Di Jepang, pemerintah setempat menetapkan wabah virus corona (Novel Coronavirus/2019-nCoV) berstatus “penyakit infeksi tertentu” dan saat ini tercatat sudah 20 orang terjangkit virus tersebut.
KJRI Osaka dalam keterangan tertulisnya yang diterima di Jakarta, Jumat (7/2/2020) menjelaskan bahwa Pemerintah Jepang telah mendirikan Pusat Tanggap Darurat di tingkat nasional dan di kota Tokyo untuk menjaga situasi Jepang tetap normal.
Sebagai langkah antisipasi, otoritas Jepang telah meluncurkan sejumlah kanal sebagai pusat informasi untuk diakses oleh setiap warga diantaranya ;
(1) Hotline 24 jam Japan National Tourism Organization/JNTO (bahasa Inggris): 050-3816-2787 (di Jepang) +81-50-3816-2787 (dari luar Jepang)
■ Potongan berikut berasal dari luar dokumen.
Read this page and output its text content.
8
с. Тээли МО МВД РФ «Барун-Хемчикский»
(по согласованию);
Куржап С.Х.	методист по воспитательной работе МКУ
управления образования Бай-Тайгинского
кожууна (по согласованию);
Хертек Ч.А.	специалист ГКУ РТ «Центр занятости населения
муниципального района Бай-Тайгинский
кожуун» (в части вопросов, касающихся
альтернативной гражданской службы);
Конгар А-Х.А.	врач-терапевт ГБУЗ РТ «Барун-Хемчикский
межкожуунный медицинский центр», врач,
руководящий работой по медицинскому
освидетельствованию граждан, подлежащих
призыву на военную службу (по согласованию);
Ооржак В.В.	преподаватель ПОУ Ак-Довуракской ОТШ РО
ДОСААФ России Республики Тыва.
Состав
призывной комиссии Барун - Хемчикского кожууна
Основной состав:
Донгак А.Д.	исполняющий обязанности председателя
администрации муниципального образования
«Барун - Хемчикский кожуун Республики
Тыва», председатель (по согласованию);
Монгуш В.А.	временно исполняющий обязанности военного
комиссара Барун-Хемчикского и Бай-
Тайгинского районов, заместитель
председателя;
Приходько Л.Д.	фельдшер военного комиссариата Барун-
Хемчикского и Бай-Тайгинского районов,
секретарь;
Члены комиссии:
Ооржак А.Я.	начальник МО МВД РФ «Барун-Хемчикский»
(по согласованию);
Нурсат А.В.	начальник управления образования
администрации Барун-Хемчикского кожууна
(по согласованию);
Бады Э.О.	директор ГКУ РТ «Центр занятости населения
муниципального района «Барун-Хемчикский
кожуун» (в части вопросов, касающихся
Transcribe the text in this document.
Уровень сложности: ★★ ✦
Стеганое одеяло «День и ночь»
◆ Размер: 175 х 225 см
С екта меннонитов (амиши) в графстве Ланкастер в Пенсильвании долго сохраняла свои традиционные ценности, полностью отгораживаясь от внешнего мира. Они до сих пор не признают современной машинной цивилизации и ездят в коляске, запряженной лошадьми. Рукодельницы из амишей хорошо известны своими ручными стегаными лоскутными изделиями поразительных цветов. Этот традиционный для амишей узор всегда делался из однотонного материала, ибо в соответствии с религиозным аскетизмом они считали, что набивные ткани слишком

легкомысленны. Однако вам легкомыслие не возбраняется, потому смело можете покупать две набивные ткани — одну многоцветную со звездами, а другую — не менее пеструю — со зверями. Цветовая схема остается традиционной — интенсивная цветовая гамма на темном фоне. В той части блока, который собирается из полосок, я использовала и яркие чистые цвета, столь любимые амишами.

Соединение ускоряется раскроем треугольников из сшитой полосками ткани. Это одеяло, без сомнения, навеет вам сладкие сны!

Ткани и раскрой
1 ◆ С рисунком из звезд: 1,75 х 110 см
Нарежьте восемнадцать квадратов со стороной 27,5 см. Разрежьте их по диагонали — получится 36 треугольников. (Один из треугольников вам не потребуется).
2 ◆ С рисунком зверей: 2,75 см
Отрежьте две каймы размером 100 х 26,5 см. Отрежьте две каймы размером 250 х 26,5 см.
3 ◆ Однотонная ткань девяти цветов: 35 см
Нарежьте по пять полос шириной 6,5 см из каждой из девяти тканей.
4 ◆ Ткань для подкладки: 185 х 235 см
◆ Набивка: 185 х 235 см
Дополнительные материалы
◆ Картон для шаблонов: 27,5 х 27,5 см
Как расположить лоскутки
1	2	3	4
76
(2.) Website resmi/media sosial instansi setempat (bahasa Inggris): https://www.japan.travel/en/news/JapanSafeTravel/
Twitter: @JapanSafeTravel https://www.jnto.go.jp/safety-tips/eng/
(3) Panduan tentang fasilitas kesehatan di Jepang: https://www.jnto.go.jp/emergency/eng/mi_guide.html
KJRI Osaka juga menghimbau kepada WNI yang sedang berada di Jepang dan akan berkunjung ke Jepang untuk senantiasa memperhatikan keselamatan dan menjaga kesehatan. Bagi masyarakat yang berada di tempat-tempat keramaian/area publik agar lakukan langkah pencegahan penyakit menular dengan menjaga kebersihan diri dan lingkungan.